Она пыталась объяснить им, что ресурсы ограничены. Что не может хозяин выделить денег на похороны человека, которого и не знал никогда. Что семье самого хозяина эти деньги позарез нужны. Что недавно сломанный холодильник пришлось менять. Что у жены хозяина нашли какое-то уплотнение в груди. Что дочку в школу надо бы как-то собрать.
Но им всем, всем делегатам, было наплевать. Никого из них не волновали проблемы хозяина Совести. По крайней мере, до тех пор, пока не вмешался Гнев Денисович. Он, конечно, очень хороший товарищ. Искренне радеет за Режим и за благо хозяина. Но редко думает о последствиях. А разгребать кому? Мозгу Денисовичу и, конечно же, Совести Денисовне.
– Рада вас видеть, – искренне улыбнулась чиновница. – Какими судьбами?
– Уф… холодно тут у вас, – вояка поёжился.

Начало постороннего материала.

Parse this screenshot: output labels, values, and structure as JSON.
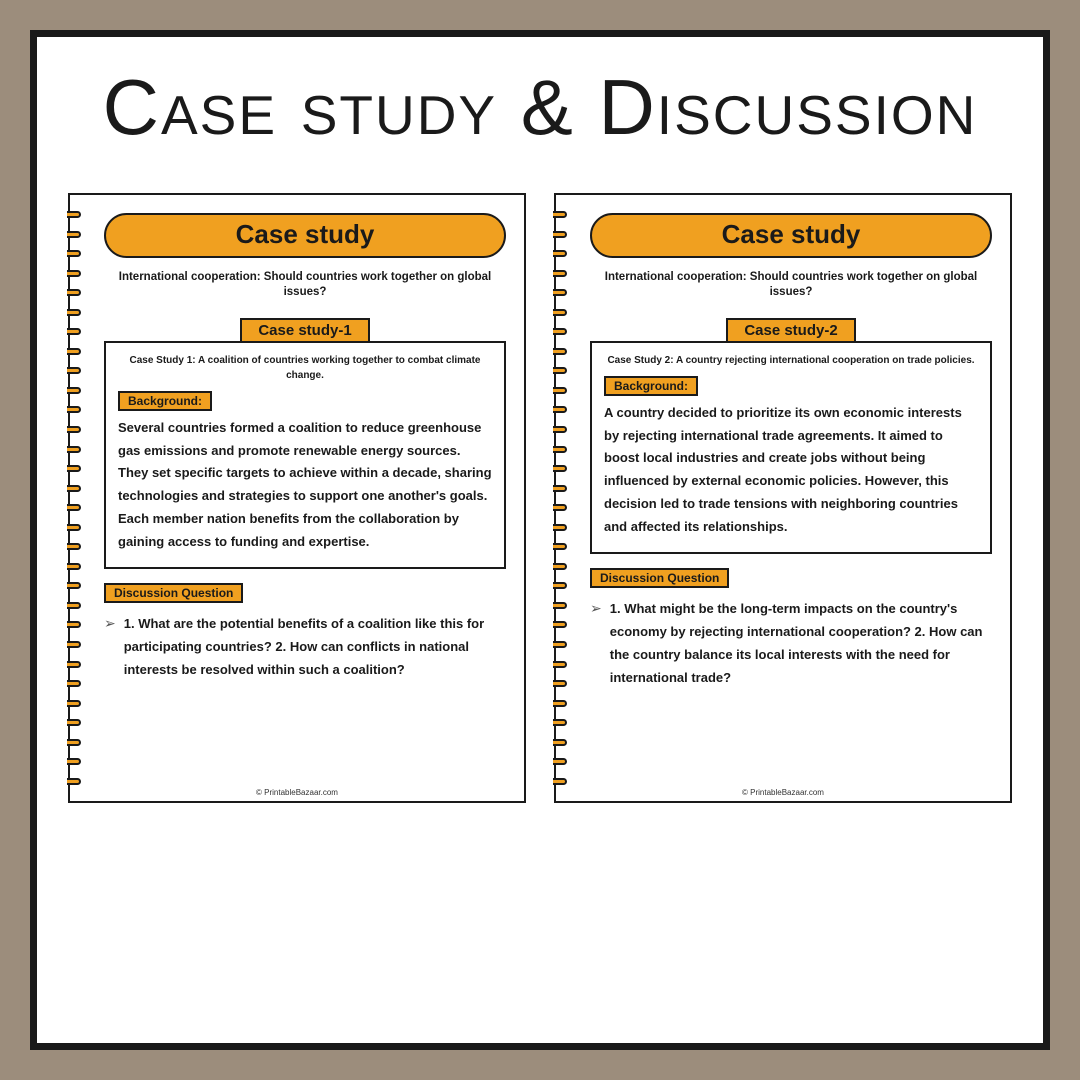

– Холодно, – согласилась страж Сердца. – Вечером ещё холодней будет. Жена Хозяина ведь телевизор смотрит. А там, вы знаете… Соловьёв, новости, мрак полнейший. Будто бы нам самой ситуации с коронавирусом мало. А с женой хозяина не делиться теплом нельзя. Своё же. Родное. Они ведь с нами тоже теплом делятся. Особенно дочурочка. У неё Сердце молодая ещё. Горячая-горячая.
– Так, я тут с каким вопросом… подогреть, может? – заговорщески предложил Гнев.
– Это вы о чём? – чиновница напряглась. Инициативы посетителя редко когда кончались чем-то хорошим.
– Там на улице сейчас народу толпа огромная. Никто не соблюдает самоизоляцию. Ходят все, толкаются. Два метра соблюсти не получается никак. Нет, ну ладно мы-то! Наш хозяин, ему по работе надо. А эти все! Явно гуляют же, а не по делу! – Гнев Денисович уже сам начал распаляться.
– Вы это что, предлагаете афедроновы горнила возжечь? – женщина недовольно поджала губы.
– Ну, конечно же! Как горнила афедроновы воспылают, так ведь и Сердце жарче станет! И дело же полезное сделаем!
– Какое дело мы сделаем? О чём вы? Головой на секундочку подумайте, Гнев Денисович, – постучала пальцем по виску чиновница. – И что вы предлагаете делать хозяину? Бегать по округе? Кричать, что все дураки и самоизоляцию нарушают? Да ко мне тут же набежит целая толпа просителей с ультиматумами на русском-матерном. Сатисфакции не будет. Не будет результата. Вся беготня – она впустую. А горнила, они же в кредит работают. Из запасов Сердца отдавать и придётся. Да ещё и с процентами. А если нет сатисфакции на горизонте, то и смысла афедроновы горнила возжигать нет. Чай не малолетки уже.
– А делать-то что? – понуро опустил голову военный. – Оставлять-то это так нельзя. Они же ходят. Вирусы распространяют. Хозяин в опасности.
– Сейчас решим.
Совесть Денисовна подняла серенькую телефонную трубку со старомодным витым проводом. Та тут же отозвалась лёгким атмосферным “дзыньк”.
– Мозг Денисович?
– Да, Совесть Денисовна?
– У меня тут Гнев в гостях. Говорит, угрожают хозяину. Там есть возможность проложить маршрут подальше от толпы?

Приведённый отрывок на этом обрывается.